2615 - Netice Fetvalarından: "Zeyd, satılan malın bedelinden kefil olduğu bir parayı, satıcıya ödese, daha sonra satıcı kefil olunan şahsa tekrar mal satmış olsa, kefilden istekte bulunamaz" (H.Ec. 2/31)
Açıklama: Kefalet, hangi iş için olmuş ise o şey için geçerlidir. Borçlunun diğer zamanlarda yapacağı ticari bağlantılar kefili alâkadar etmez ve bir mükellefiyet altına sokmaz.
2616 - Ali Efendi Fetvalarından: "Zeyd, miktarı açıklanmayan bir paraya kefil olup mal sahibi şu kadardır dese, Zeyd de şu kadar noksandır dese, mal sahibi sadece sözü ile Zeyd'in ikrarından fazla bir şey almaya güçlü olmaz" (H.Ec. 2/31)

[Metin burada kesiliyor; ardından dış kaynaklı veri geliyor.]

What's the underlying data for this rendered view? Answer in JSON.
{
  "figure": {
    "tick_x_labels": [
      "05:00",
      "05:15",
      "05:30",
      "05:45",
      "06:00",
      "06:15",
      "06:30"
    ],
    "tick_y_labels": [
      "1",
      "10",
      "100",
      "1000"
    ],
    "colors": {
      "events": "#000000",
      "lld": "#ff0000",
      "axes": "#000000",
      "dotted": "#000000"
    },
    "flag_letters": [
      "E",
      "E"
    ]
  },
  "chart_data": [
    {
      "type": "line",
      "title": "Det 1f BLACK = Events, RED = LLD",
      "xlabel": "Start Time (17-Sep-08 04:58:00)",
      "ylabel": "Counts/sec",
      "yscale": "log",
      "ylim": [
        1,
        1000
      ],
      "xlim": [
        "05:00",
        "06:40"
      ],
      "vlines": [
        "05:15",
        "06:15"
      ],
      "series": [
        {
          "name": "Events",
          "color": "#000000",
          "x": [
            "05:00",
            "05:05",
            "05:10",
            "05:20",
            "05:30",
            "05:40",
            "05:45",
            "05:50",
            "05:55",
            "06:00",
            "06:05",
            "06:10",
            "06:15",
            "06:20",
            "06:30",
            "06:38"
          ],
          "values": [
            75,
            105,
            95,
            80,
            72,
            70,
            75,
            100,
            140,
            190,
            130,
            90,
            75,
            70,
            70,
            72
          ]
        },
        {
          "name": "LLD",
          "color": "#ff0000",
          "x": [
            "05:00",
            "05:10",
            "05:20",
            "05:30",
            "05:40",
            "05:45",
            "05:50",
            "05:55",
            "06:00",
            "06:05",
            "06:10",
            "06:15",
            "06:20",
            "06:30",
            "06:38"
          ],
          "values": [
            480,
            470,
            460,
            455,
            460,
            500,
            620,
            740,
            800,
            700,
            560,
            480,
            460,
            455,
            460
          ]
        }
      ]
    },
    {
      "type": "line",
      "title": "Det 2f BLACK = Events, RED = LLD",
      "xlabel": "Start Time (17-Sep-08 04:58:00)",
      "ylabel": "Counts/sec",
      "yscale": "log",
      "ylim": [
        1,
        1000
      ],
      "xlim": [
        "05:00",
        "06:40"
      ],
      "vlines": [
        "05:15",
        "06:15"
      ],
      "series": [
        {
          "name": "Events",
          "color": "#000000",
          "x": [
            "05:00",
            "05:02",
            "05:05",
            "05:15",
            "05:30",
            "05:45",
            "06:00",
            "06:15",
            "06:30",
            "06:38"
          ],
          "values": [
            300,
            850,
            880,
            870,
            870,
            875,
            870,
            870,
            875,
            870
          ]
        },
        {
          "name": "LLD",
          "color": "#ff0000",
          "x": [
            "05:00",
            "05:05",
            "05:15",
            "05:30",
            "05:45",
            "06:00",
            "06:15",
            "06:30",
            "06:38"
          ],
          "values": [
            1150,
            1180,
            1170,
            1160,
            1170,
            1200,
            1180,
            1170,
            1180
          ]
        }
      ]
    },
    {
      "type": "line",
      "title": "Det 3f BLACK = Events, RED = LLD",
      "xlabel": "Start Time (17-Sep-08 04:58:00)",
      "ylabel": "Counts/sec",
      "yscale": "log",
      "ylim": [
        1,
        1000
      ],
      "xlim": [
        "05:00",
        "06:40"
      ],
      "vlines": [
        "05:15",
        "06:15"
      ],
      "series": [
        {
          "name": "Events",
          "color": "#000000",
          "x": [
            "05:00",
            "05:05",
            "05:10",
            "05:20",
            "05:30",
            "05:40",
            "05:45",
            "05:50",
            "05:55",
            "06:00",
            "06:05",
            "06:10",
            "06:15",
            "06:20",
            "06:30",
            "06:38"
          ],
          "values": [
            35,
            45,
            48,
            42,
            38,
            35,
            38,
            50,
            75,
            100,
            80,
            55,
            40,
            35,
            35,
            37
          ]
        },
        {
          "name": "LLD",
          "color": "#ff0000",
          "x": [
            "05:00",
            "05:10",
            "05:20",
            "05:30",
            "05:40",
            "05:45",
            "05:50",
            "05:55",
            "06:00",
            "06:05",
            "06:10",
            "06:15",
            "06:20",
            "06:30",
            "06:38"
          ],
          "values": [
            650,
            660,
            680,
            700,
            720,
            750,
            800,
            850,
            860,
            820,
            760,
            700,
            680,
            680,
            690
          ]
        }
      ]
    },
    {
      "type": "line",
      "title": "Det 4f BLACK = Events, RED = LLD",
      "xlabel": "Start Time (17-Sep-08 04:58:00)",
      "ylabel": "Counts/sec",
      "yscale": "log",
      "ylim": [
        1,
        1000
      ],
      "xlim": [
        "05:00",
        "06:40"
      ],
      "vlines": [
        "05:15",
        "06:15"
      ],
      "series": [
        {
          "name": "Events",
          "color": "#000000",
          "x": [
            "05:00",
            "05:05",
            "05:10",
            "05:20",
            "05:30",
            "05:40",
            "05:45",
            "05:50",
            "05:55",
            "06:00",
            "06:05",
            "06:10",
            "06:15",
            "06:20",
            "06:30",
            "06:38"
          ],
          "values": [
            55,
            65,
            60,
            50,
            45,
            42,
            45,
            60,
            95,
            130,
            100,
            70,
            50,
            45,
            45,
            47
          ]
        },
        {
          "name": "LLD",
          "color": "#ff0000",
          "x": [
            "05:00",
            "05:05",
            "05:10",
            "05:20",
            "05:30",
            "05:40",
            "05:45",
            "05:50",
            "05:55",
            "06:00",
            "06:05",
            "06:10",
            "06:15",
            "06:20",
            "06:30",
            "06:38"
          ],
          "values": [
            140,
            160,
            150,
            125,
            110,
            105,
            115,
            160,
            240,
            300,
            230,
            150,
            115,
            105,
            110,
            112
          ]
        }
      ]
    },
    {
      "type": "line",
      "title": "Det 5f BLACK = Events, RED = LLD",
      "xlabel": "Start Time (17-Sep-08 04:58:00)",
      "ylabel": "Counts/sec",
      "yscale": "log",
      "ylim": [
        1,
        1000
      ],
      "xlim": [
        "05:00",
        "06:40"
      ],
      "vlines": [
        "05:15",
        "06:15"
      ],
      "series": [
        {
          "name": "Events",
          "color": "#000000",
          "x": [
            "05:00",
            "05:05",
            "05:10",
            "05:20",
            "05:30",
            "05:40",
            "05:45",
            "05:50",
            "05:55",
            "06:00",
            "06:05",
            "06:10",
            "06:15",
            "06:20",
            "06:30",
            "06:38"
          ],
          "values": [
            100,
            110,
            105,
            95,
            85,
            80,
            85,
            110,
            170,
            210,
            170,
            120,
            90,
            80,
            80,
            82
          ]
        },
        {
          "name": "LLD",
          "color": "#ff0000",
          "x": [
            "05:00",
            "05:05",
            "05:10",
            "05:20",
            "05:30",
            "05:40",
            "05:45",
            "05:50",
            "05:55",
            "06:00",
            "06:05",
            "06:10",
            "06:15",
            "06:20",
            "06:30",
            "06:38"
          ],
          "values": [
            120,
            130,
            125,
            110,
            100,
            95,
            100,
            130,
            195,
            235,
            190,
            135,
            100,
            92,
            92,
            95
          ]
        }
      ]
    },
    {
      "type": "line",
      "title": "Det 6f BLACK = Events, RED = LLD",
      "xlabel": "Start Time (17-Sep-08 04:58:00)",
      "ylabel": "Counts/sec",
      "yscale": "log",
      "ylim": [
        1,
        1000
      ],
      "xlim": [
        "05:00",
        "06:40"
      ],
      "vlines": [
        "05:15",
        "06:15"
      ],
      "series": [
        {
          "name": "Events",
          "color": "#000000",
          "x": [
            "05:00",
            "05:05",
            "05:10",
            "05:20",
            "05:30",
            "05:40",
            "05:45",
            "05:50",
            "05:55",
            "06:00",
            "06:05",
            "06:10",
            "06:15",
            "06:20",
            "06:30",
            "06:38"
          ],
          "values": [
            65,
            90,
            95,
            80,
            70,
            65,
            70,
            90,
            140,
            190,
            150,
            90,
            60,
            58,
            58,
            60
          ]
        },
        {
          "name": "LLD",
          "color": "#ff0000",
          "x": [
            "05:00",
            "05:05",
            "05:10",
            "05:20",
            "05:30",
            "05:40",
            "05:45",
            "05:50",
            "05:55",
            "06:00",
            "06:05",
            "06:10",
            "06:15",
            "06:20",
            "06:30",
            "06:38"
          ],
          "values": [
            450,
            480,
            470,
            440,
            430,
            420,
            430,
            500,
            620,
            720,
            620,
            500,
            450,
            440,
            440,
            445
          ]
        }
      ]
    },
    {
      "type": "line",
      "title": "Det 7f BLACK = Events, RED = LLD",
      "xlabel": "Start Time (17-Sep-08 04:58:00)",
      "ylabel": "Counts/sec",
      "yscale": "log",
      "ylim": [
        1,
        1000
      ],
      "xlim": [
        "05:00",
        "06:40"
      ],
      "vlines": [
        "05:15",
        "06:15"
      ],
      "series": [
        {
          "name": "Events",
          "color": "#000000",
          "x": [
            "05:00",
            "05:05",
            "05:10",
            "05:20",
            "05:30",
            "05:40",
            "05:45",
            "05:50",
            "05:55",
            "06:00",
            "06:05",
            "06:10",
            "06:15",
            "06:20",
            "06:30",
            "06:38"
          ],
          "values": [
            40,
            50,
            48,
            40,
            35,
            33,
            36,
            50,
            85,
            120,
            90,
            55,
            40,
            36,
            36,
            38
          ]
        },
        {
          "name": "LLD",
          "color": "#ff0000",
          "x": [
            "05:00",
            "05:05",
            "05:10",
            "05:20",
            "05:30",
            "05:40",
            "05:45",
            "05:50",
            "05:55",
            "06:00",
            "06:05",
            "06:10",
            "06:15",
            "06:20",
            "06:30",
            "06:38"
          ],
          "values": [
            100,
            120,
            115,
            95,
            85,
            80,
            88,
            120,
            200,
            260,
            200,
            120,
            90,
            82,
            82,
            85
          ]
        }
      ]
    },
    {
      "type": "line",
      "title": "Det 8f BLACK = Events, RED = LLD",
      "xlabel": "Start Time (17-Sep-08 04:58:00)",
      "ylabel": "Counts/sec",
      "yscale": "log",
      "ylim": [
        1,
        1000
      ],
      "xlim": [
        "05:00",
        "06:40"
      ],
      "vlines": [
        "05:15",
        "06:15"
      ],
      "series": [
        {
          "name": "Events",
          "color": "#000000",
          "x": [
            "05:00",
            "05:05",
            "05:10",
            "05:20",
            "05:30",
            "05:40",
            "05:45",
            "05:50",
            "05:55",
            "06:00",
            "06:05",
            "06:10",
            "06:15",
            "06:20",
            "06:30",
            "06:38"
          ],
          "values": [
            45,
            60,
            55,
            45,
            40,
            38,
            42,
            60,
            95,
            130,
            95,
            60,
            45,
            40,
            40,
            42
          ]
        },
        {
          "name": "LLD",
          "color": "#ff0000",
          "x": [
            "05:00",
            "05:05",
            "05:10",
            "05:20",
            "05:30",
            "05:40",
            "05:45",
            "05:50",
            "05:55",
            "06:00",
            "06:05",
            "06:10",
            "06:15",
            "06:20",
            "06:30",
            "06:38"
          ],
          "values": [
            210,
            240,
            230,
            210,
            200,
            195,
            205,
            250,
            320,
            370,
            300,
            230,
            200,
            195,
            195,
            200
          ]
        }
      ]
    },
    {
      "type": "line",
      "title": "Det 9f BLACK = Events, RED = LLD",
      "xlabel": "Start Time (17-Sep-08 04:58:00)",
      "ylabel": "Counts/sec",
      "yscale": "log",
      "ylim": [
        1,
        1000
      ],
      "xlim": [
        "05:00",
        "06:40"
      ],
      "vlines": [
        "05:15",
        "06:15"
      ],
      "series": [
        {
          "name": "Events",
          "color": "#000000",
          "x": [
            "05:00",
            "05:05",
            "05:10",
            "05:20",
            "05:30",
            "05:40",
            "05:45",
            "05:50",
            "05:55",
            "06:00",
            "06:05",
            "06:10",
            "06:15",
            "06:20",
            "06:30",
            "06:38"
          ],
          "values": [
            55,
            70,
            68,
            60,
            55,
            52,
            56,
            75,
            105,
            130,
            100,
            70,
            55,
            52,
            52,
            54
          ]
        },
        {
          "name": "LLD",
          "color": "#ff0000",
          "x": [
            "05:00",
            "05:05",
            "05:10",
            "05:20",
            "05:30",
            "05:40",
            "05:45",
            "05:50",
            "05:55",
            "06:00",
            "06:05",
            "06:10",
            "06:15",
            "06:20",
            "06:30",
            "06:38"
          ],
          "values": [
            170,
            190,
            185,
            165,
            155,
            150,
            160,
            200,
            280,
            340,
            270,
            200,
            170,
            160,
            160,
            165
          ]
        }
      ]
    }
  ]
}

2617 - Ali Efendi Fetvalarından: "(Ödenmesine) hüküm verilmiş bir paraya, hakim kefil olduktan sonra vazifeden azl olunsa, o paranın bahsi geçen hakim tarafından ödenmesi lâzım olur" (H.Ec. 2/31)
2618 - Ali Efendi Fetvalarından: "Zeyd, okuma ve yazma bilmeyen Amr'dan, sen falana şu kadar lira vermek üzere bana mektupla emretmiştin. Ben de verdim, diye dava etse; Amr da mektup gönderdiğini ikrar edip lâkin şu kadar noksan yaz demiştim dese, Zeyd elimde mektup var, demesi ile Amr'ın ikrarından fazla bir şey almaya güçlü ve salahiyetli olmaz" (H.Ec. 2631)
2619 - Ali Efendi Fetvalarından: "Satılan malın bedeline kefil olunduğunda, satış fesh olunsa, kefalet de batıl olur" (H.Ec. 2/32)
2620 - Ali Efendi Fetvalarından: "Satışa vekil olan kimse, sattığı şeyin bedeline kefil olsa, sahih olur" (H.Ec. 2/32)
2621 - Ali Efendi Fetvalarından: "Alacaklı ile borçlu, borcun bir miktarı üzerinde sulh olsalar, o miktarda kefil de beri olur" (H.Ec. 2/32)
2622 - Ali Efendi Fetvalarından: "Zeyd'in Amr üzerindeki şu miktar alacağına Bekir kefil olup, bir miktarını ödedikten sonra "Senin Amr üzerinde alacağının bulunduğunu isbat et" demeye güçlü olmaz" (H.Ec. 2/32)
Açıklama: Bir şahsın borcuna kefil olduktan sonra bu mükellefiyetin gereği olarak bir miktar borcu da ödedikten sonra, kefilin, alacaklı bulunan şahıstan alacağı olduğunun isbatını istemesi, yersiz bir talep ve mükellefiyetten kaçınmaktır.